The biographers’ conclusion that it was suicide is based on who Levi was rather than on facts. They search Levi’s mind in pursuit of motives—he had been in Auschwitz, he carried the unbearable burden of being the witness to the greatest evil, he was depressed, someone heard his wife say that this is what he said he would always do…True, but that does not prove anything. An example of how confused speculations are passed off as evidence is offered by Parks himself. He complains that I omit to mention a short story that would show that Levi was “in favor of suicide.” In it Levi “sympathetically describes a remote tribe who refuse a drug that will put an end to an epidemic of suicides.”

Parks here conflates support for the freedom of taking one’s life with support for taking it; imputes to the author the ideas of his characters; and even if Levi had been “in favor of suicide,” whatever that means, what would that prove? The story was published in 1971 and, Parks writes, “interestingly republished shortly before the suicide in 1987.” Interestingly indeed, but rather as a sign that Parks likes to deliver innuendos rather than evidence.

Parks gets my arguments wrong but at least he spells my name correctly and such welcome publicity may lead some readers to read my 1999 article and decide for themselves how convincing they find the biographies.
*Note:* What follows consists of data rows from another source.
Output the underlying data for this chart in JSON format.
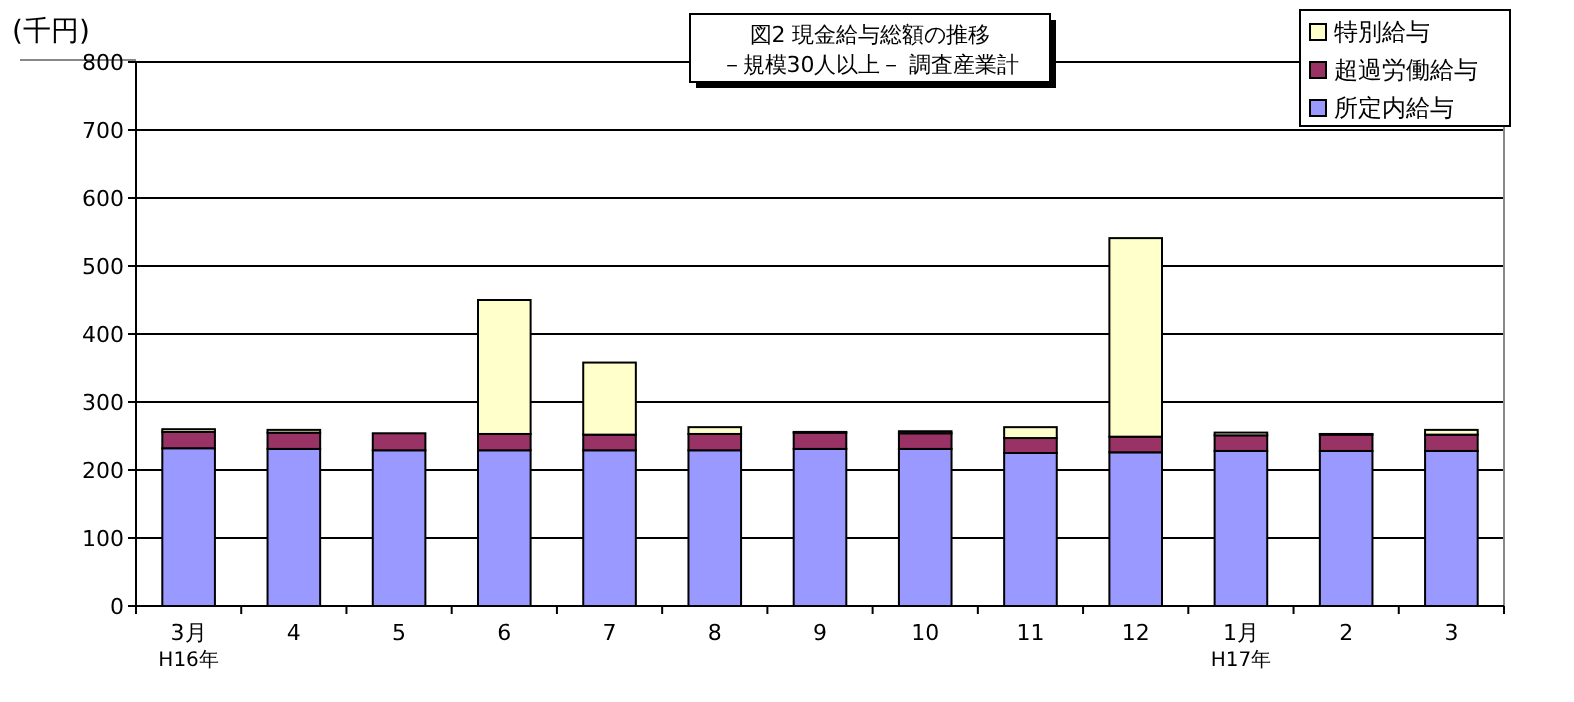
{
  "chart_data": {
    "type": "bar",
    "stacked": true,
    "title": "図2  現金給与総額の推移",
    "subtitle": "－規模30人以上－  調査産業計",
    "ylabel": "(千円)",
    "categories": [
      "3月\nH16年",
      "4",
      "5",
      "6",
      "7",
      "8",
      "9",
      "10",
      "11",
      "12",
      "1月\nH17年",
      "2",
      "3"
    ],
    "series": [
      {
        "name": "所定内給与",
        "color": "#9999ff",
        "values": [
          232,
          231,
          229,
          229,
          229,
          229,
          231,
          231,
          225,
          226,
          228,
          228,
          228
        ]
      },
      {
        "name": "超過労働給与",
        "color": "#993366",
        "values": [
          24,
          24,
          25,
          24,
          23,
          24,
          24,
          23,
          22,
          23,
          23,
          24,
          24
        ]
      },
      {
        "name": "特別給与",
        "color": "#ffffcc",
        "values": [
          4,
          4,
          0,
          197,
          106,
          10,
          1,
          3,
          16,
          292,
          4,
          1,
          7
        ]
      }
    ],
    "ylim": [
      0,
      800
    ],
    "yticks": [
      0,
      100,
      200,
      300,
      400,
      500,
      600,
      700,
      800
    ],
    "grid": "y",
    "legend": "top right"
  }
}
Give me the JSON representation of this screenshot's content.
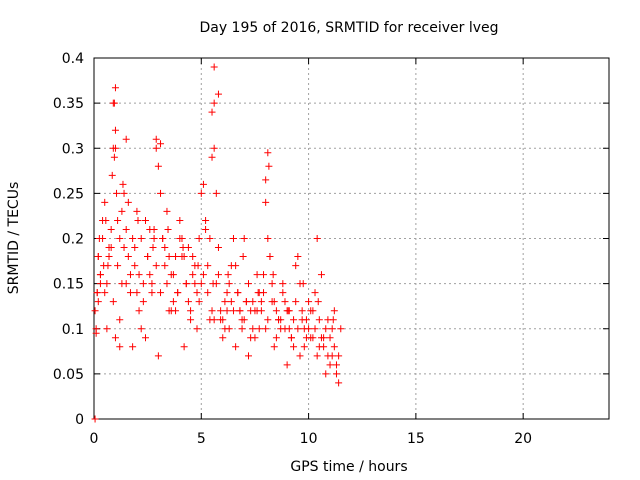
{
  "chart_data": {
    "type": "scatter",
    "title": "Day 195 of 2016, SRMTID for receiver lveg",
    "xlabel": "GPS time / hours",
    "ylabel": "SRMTID / TECUs",
    "xlim": [
      0,
      24
    ],
    "ylim": [
      0,
      0.4
    ],
    "xticks": [
      0,
      5,
      10,
      15,
      20
    ],
    "yticks": [
      0,
      0.05,
      0.1,
      0.15,
      0.2,
      0.25,
      0.3,
      0.35,
      0.4
    ],
    "xtick_labels": [
      "0",
      "5",
      "10",
      "15",
      "20"
    ],
    "ytick_labels": [
      "0",
      "0.05",
      "0.1",
      "0.15",
      "0.2",
      "0.25",
      "0.3",
      "0.35",
      "0.4"
    ],
    "grid": true,
    "marker": "+",
    "color": "#ff0000",
    "series": [
      {
        "name": "SRMTID",
        "x": [
          0.05,
          0.1,
          0.15,
          0.2,
          0.25,
          0.3,
          0.1,
          0.2,
          0.3,
          0.4,
          0.45,
          0.5,
          0.55,
          0.6,
          0.7,
          0.8,
          0.85,
          0.9,
          0.95,
          1.0,
          1.05,
          1.1,
          1.2,
          1.3,
          1.4,
          1.5,
          1.6,
          1.7,
          1.8,
          1.9,
          2.0,
          2.1,
          2.2,
          2.3,
          2.4,
          2.5,
          2.6,
          2.7,
          2.8,
          2.9,
          3.0,
          3.1,
          3.2,
          3.3,
          3.4,
          3.5,
          3.6,
          3.7,
          3.8,
          3.9,
          4.0,
          4.1,
          4.2,
          4.3,
          4.4,
          4.5,
          4.6,
          4.7,
          4.8,
          4.9,
          5.0,
          5.1,
          5.2,
          5.3,
          5.4,
          5.5,
          5.6,
          5.7,
          5.8,
          5.9,
          6.0,
          6.1,
          6.2,
          6.3,
          6.4,
          6.5,
          6.6,
          6.7,
          6.8,
          6.9,
          7.0,
          7.1,
          7.2,
          7.3,
          7.4,
          7.5,
          7.6,
          7.7,
          7.8,
          7.9,
          8.0,
          8.1,
          8.2,
          8.3,
          8.4,
          8.5,
          8.6,
          8.7,
          8.8,
          8.9,
          9.0,
          9.1,
          9.2,
          9.3,
          9.4,
          9.5,
          9.6,
          9.7,
          9.8,
          9.9,
          10.0,
          10.1,
          10.2,
          10.3,
          10.4,
          10.5,
          10.6,
          10.7,
          10.8,
          10.9,
          11.0,
          11.1,
          11.2,
          11.3,
          11.4,
          11.5,
          0.9,
          1.0,
          0.95,
          1.0,
          1.5,
          2.9,
          3.1,
          5.6,
          5.8,
          5.5,
          5.6,
          8.1,
          8.15,
          8.0,
          0.3,
          0.5,
          0.7,
          0.9,
          1.1,
          1.3,
          1.5,
          1.7,
          1.9,
          2.1,
          2.3,
          2.5,
          2.7,
          2.9,
          3.1,
          3.3,
          3.5,
          3.7,
          3.9,
          4.1,
          4.3,
          4.5,
          4.7,
          4.9,
          5.1,
          5.3,
          5.5,
          5.7,
          5.9,
          6.1,
          6.3,
          6.5,
          6.7,
          6.9,
          7.1,
          7.3,
          7.5,
          7.7,
          7.9,
          8.1,
          8.3,
          8.5,
          8.7,
          8.9,
          9.1,
          9.3,
          9.5,
          9.7,
          9.9,
          10.1,
          10.3,
          10.5,
          10.7,
          10.9,
          11.1,
          11.3,
          0.2,
          0.6,
          1.2,
          1.8,
          2.4,
          3.0,
          3.6,
          4.2,
          4.8,
          5.4,
          6.0,
          6.6,
          7.2,
          7.8,
          8.4,
          9.0,
          9.6,
          10.2,
          10.8,
          11.4,
          0.4,
          0.8,
          1.6,
          2.2,
          2.8,
          3.4,
          4.0,
          4.6,
          5.2,
          5.8,
          6.4,
          7.0,
          7.6,
          8.2,
          8.8,
          9.4,
          10.0,
          10.6,
          11.2,
          0.15,
          0.65,
          1.35,
          2.05,
          2.75,
          3.45,
          4.15,
          4.85,
          5.55,
          6.25,
          6.95,
          7.65,
          8.35,
          9.05,
          9.75,
          10.45,
          11.15,
          1.0,
          1.2,
          1.4,
          2.0,
          2.6,
          3.2,
          3.8,
          4.4,
          5.0,
          5.6,
          6.2,
          6.8,
          7.4,
          8.0,
          8.6,
          9.2,
          9.8,
          10.4,
          11.0,
          0.05
        ],
        "y": [
          0.12,
          0.1,
          0.14,
          0.18,
          0.2,
          0.16,
          0.095,
          0.13,
          0.15,
          0.2,
          0.17,
          0.24,
          0.22,
          0.15,
          0.19,
          0.21,
          0.27,
          0.3,
          0.35,
          0.32,
          0.25,
          0.22,
          0.2,
          0.23,
          0.19,
          0.15,
          0.18,
          0.16,
          0.2,
          0.17,
          0.14,
          0.12,
          0.1,
          0.15,
          0.22,
          0.18,
          0.16,
          0.14,
          0.2,
          0.3,
          0.28,
          0.25,
          0.2,
          0.17,
          0.15,
          0.18,
          0.16,
          0.13,
          0.12,
          0.14,
          0.22,
          0.2,
          0.18,
          0.15,
          0.13,
          0.12,
          0.16,
          0.15,
          0.14,
          0.2,
          0.25,
          0.26,
          0.21,
          0.17,
          0.2,
          0.29,
          0.35,
          0.25,
          0.16,
          0.12,
          0.11,
          0.1,
          0.12,
          0.15,
          0.13,
          0.2,
          0.17,
          0.14,
          0.12,
          0.1,
          0.11,
          0.13,
          0.15,
          0.12,
          0.1,
          0.09,
          0.12,
          0.14,
          0.13,
          0.16,
          0.24,
          0.2,
          0.18,
          0.15,
          0.13,
          0.12,
          0.11,
          0.1,
          0.14,
          0.13,
          0.12,
          0.1,
          0.09,
          0.11,
          0.13,
          0.18,
          0.15,
          0.12,
          0.1,
          0.11,
          0.1,
          0.09,
          0.12,
          0.14,
          0.2,
          0.11,
          0.09,
          0.08,
          0.1,
          0.07,
          0.09,
          0.1,
          0.08,
          0.05,
          0.04,
          0.1,
          0.35,
          0.367,
          0.29,
          0.3,
          0.31,
          0.31,
          0.305,
          0.39,
          0.36,
          0.34,
          0.3,
          0.295,
          0.28,
          0.265,
          0.16,
          0.14,
          0.18,
          0.13,
          0.17,
          0.15,
          0.21,
          0.14,
          0.19,
          0.16,
          0.13,
          0.18,
          0.15,
          0.17,
          0.14,
          0.19,
          0.12,
          0.16,
          0.14,
          0.18,
          0.15,
          0.11,
          0.17,
          0.13,
          0.16,
          0.14,
          0.12,
          0.15,
          0.11,
          0.13,
          0.1,
          0.12,
          0.14,
          0.11,
          0.13,
          0.09,
          0.12,
          0.1,
          0.14,
          0.11,
          0.13,
          0.09,
          0.11,
          0.1,
          0.12,
          0.08,
          0.1,
          0.11,
          0.09,
          0.12,
          0.1,
          0.08,
          0.09,
          0.11,
          0.07,
          0.06,
          0.18,
          0.1,
          0.11,
          0.08,
          0.09,
          0.07,
          0.12,
          0.08,
          0.1,
          0.11,
          0.09,
          0.08,
          0.07,
          0.12,
          0.08,
          0.06,
          0.07,
          0.09,
          0.05,
          0.07,
          0.22,
          0.19,
          0.24,
          0.2,
          0.21,
          0.23,
          0.2,
          0.18,
          0.22,
          0.19,
          0.17,
          0.2,
          0.16,
          0.18,
          0.15,
          0.17,
          0.13,
          0.16,
          0.12,
          0.14,
          0.17,
          0.26,
          0.22,
          0.19,
          0.21,
          0.19,
          0.17,
          0.15,
          0.16,
          0.18,
          0.14,
          0.16,
          0.12,
          0.15,
          0.13,
          0.11,
          0.09,
          0.08,
          0.25,
          0.23,
          0.21,
          0.2,
          0.18,
          0.19,
          0.15,
          0.11,
          0.14,
          0.12,
          0.13,
          0.1,
          0.11,
          0.09,
          0.08,
          0.07,
          0.06,
          0.0
        ]
      }
    ]
  }
}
This should prevent, a little longer, an unwarranted closure from solidifying under the ponderous weight of literary interpretations and group-think. Why is it so hard to bear the burden of doubt?

Diego Gambetta
Florence, Italy

Tim Parks replies:

I will spare the reader a long list of easy rebuttals and Gambetta the inventory of his evasions and distortions to focus on the essential evidence that caused police, judges, all Levi’s family, and most of his friends (not to mention his publishers, biographers, and the eventual organizers of the Primo Levi Foundation) to reach the rapid conclusion that Levi must have killed himself: the height of the handrail. This, as building regulations required, was 3’2″ (96.5 cm).

Present building regulations in Europe require that handrail height be between 90 and 100 cm. In the US, handrail height is given as between 34 and 38 inches (86 to 97 cm). Levi was a small man (5’5″), hence the rail was proportionally high for him, well over half his height. Indeed, a handrail at navel height is a high handrail. Readers wishing to experiment without anxiety can try such a rail at ground level. They will find, as I did, that one has to climb to get to the other side. It is impossible to “fall” over it.

This is not speculation; we have building regulations for handrails to avoid the accident Gambetta imagines. It is speculation to say there was no suicide note since there were rumors of a note that the family did not release. I have no difficulty dealing with the burden of doubt in that regard. In any event, statistics suggest that only around one suicide in four leaves a note. Any impartial reader reading any of the biographies will find that the psychological context overwhelmingly supports the court’s official verdict. As to Gambetta’s choice to remain out on a limb, one can only speculate.